I knew I would get a comment like this.
Do we really think there are ten of thousands of nodes not accepting connecting being spun up in secret? Or can we go with the simpler explanation of not many people are bothering to spin up a node and we shouldn't be making it harder to do so because at some point it may or may not be a problem.
Well, yes. If the service only records nodes that it can establish a connection to, then it wouldn't reflect those which aren't allowing it. There really isn't a reliable way to get every single node in the world.
There really isn't anyone trying to make the synchronization any harder than it is. Loads of optimizations have been made but older computers will still suffer due to their hardware. IBD will be the longest process for most so it really isn't that big of a concern as you're only doing it once.

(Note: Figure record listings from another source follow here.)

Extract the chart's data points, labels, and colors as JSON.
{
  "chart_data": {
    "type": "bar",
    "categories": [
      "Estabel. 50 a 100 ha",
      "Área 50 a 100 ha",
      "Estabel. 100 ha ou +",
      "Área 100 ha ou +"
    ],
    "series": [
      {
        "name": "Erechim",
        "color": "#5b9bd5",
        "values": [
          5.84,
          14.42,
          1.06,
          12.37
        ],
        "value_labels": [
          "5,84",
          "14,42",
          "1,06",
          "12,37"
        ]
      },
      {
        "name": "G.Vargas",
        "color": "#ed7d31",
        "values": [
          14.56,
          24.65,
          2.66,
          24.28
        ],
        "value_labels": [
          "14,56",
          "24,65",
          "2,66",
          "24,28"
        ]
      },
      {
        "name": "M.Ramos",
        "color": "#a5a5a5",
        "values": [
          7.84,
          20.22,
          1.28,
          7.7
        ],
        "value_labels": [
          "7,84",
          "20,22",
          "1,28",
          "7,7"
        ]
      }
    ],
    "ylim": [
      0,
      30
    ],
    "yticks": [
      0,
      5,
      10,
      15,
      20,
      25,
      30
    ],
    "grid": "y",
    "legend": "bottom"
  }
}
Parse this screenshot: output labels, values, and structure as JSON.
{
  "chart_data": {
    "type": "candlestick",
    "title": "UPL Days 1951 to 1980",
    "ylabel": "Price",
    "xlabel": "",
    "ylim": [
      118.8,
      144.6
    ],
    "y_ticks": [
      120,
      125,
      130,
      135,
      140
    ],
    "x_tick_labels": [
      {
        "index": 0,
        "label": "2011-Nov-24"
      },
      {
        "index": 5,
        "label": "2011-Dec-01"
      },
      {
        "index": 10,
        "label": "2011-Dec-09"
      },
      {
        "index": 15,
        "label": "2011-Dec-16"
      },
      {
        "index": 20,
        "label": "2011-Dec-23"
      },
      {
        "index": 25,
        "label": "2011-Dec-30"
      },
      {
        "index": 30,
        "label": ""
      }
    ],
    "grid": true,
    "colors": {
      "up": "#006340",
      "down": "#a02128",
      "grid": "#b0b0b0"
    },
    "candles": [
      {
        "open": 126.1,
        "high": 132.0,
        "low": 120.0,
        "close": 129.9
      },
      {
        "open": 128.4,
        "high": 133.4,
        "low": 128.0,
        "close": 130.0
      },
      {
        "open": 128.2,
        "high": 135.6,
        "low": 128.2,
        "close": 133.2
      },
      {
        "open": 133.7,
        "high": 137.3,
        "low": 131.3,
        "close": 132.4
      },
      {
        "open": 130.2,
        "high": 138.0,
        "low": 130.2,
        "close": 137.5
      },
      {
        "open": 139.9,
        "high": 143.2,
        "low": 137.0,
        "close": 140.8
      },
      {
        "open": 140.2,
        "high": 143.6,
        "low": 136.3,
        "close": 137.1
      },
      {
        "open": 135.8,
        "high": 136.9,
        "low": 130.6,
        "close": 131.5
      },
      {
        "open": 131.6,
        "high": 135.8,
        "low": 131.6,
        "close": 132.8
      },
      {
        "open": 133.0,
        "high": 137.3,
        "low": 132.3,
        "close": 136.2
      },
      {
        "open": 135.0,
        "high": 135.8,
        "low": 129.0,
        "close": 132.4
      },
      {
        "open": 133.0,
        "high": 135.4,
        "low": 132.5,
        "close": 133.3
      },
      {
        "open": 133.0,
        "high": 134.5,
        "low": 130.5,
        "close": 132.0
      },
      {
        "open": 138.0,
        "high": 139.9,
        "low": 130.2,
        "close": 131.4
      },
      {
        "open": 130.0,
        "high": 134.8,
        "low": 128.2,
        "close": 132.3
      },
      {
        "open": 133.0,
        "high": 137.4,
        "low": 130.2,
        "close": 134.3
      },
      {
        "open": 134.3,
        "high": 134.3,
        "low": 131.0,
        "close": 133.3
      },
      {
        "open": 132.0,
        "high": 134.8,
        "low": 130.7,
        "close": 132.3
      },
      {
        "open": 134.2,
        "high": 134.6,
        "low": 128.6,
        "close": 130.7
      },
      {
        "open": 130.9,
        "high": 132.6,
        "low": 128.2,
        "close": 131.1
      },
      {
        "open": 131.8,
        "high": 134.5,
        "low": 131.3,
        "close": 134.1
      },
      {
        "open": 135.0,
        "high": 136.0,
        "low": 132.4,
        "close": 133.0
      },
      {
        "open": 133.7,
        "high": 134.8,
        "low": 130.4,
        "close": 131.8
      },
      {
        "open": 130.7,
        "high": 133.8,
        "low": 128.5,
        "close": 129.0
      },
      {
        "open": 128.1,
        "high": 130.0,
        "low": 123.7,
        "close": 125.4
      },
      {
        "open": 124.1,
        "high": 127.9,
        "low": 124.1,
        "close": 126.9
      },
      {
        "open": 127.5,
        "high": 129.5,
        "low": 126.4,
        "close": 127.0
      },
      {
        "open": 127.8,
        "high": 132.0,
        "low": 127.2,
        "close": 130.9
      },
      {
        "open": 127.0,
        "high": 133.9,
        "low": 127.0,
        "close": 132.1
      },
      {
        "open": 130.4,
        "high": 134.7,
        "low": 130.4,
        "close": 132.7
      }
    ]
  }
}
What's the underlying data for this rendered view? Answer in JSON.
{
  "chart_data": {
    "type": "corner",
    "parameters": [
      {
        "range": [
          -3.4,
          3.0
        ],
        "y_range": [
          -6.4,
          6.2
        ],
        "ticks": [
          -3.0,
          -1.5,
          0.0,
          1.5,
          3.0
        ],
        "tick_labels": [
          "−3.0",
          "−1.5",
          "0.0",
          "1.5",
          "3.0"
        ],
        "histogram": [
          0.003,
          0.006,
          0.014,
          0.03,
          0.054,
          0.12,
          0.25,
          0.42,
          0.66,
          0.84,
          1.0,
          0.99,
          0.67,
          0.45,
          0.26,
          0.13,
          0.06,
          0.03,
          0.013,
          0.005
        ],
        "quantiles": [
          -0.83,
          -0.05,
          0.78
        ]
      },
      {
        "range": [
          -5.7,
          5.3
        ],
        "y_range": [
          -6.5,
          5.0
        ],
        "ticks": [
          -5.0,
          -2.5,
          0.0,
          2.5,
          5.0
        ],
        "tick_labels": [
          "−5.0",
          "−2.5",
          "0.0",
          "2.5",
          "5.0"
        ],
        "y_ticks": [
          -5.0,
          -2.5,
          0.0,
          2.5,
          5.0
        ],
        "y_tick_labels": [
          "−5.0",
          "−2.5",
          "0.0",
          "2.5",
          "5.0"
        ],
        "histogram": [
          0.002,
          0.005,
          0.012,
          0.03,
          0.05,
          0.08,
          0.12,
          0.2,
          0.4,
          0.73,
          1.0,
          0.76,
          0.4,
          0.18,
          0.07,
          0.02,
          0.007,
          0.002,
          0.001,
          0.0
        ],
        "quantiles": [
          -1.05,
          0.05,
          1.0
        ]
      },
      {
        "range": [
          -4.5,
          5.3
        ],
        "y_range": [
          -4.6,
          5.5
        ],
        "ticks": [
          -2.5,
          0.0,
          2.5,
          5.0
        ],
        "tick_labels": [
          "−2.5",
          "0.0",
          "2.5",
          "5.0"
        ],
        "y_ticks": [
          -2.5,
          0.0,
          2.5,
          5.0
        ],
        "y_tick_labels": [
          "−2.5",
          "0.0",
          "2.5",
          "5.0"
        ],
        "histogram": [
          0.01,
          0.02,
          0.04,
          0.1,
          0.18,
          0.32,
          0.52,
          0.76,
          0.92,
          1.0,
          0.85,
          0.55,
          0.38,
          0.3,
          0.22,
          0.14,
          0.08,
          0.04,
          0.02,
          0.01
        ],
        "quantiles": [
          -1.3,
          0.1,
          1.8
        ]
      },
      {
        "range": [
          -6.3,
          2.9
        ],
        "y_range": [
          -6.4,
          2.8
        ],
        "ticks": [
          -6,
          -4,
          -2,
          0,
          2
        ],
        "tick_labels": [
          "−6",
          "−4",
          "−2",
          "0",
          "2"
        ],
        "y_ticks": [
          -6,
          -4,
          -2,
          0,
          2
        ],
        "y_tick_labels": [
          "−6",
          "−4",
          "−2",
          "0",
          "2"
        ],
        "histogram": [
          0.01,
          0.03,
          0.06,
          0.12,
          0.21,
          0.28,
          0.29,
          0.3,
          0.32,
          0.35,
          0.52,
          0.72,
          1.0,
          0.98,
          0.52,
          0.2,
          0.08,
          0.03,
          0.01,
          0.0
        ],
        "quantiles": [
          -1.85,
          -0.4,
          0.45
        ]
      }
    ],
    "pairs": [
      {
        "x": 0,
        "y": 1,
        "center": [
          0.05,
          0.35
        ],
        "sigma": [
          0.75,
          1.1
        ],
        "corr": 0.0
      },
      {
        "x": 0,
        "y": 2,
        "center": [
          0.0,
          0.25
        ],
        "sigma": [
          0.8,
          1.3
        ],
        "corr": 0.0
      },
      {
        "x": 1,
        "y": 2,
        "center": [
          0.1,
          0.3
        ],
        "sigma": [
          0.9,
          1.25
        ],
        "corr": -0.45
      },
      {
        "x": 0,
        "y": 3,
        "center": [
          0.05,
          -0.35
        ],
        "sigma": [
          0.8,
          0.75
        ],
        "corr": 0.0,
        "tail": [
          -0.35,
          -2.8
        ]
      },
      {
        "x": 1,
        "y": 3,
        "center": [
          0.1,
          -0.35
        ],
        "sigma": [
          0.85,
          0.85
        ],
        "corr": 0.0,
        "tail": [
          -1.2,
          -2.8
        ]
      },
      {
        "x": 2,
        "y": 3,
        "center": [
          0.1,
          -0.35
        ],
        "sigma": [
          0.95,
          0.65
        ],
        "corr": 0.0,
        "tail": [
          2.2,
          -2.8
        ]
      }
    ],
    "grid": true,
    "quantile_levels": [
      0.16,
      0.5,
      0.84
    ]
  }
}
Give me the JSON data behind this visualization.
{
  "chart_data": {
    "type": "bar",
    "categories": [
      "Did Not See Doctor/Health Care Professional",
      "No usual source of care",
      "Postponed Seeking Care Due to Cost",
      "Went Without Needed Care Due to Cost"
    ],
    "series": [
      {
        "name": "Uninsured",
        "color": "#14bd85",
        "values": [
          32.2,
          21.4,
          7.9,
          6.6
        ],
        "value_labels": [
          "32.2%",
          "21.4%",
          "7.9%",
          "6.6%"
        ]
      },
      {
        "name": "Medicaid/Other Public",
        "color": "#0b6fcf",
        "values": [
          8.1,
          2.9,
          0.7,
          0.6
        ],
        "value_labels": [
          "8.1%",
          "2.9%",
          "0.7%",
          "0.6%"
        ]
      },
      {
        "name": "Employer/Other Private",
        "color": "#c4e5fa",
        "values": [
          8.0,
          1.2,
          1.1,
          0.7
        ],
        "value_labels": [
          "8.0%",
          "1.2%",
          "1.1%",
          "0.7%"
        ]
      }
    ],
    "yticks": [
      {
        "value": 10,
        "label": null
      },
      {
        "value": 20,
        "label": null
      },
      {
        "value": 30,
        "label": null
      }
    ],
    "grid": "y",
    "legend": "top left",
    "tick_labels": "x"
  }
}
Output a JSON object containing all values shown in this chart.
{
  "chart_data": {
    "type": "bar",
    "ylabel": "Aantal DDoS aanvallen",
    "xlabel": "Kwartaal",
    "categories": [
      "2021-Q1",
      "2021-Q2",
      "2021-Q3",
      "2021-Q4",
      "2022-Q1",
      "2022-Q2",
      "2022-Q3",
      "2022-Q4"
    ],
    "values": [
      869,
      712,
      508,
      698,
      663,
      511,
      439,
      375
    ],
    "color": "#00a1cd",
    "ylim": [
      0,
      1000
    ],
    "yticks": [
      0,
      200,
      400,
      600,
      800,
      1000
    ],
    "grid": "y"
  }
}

Samsung SN550, if a QLC drive causes it to take 4 weeks to sync something is really broken with the network. But like I said when I manually added a bunch of nodes that had either TELUS or Google Fiber as their ISPs my sync time dropped to 40 hours. Slowly as they disconnect and I go back to the 8-9 nodes my sync time goes back to 3 weeks.
Definitely shouldn't take 4 weeks, especially with NVMe if you're talking about WD SN550. My synchronization took a day with my HDD and 6 hours on my SATA SSD but they had 6GB of dbcache. Is your ISP throttling your connection by any chance?